Dislocate is a long term project which examines the relationship between art, technology and locality. Its objective is to promote international interdisciplinary discussion and debate upon the impact of new technologies upon our concept and construction of place, pointing towards the various challenges which we may face in this process but also the creative potentials and commentaries which exist here.
 
Through artistic, cultural and intellectual exchange and collaboration we aim to enable an important sharing of experience and expression of the various contexts which impact upon our daily lives and affect our attitudes to place and new media. Dislocate aims to achieve this through various forms, including an annual festival held in Tokyo/Yokohama and various collaborations and workshops held between Japan and international partners.
 
Dislocate has been working closely with Trampoline for a number of years and we have recently collaborated on an education program for young people in UK and Japan. Dislocate is pleased to be able to contribute to the Radiator Festival and we look forward to further future collaborations. As part of the festival Dislocate is presenting a special program of events including an exhibition, film screening and artist talk.
 
‘Space of Imperception’ brings together some of Japan’s most exciting young artists exploring the territory of new media.

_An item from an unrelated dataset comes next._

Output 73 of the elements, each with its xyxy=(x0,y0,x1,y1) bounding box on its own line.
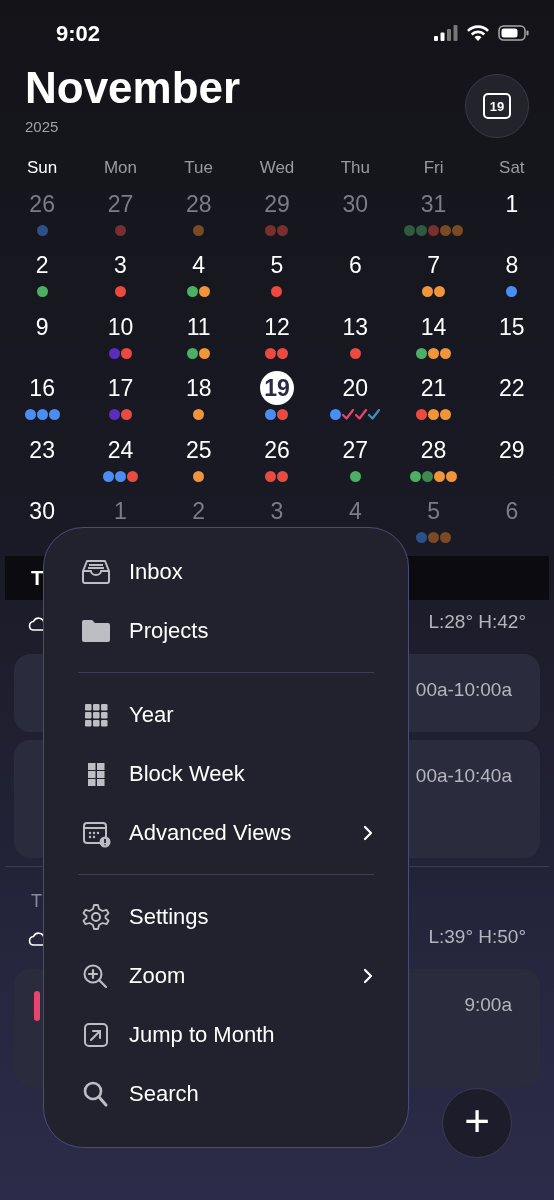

New media technologies have entered every level of the space around and even within us, a merge which renders the technology increasingly invisible, an imperceptible presence. At the same time as these systems fluctuate between presence and seeming absence, they also oscillate between revealing and concealing their contents.
 
In the systems of control, as Deleuze notes, codes “mark access to information or reject it” and our traces are tracked by various digital ‘eyes’, but with such proliferation that Foucault’s Panoptican turns in upon itself, at once the seeing and the being seen. And through this eternal external/internal gaze the Hyperreal is formed in which there can be no distinction between the real and its mediated form.
 
The artists in this exhibition and series of events scrutinize our own scrutiny, the slip between the mediator and the mediated in an investigation of the interplay between the perceptible and imperceptible forces present in our environment.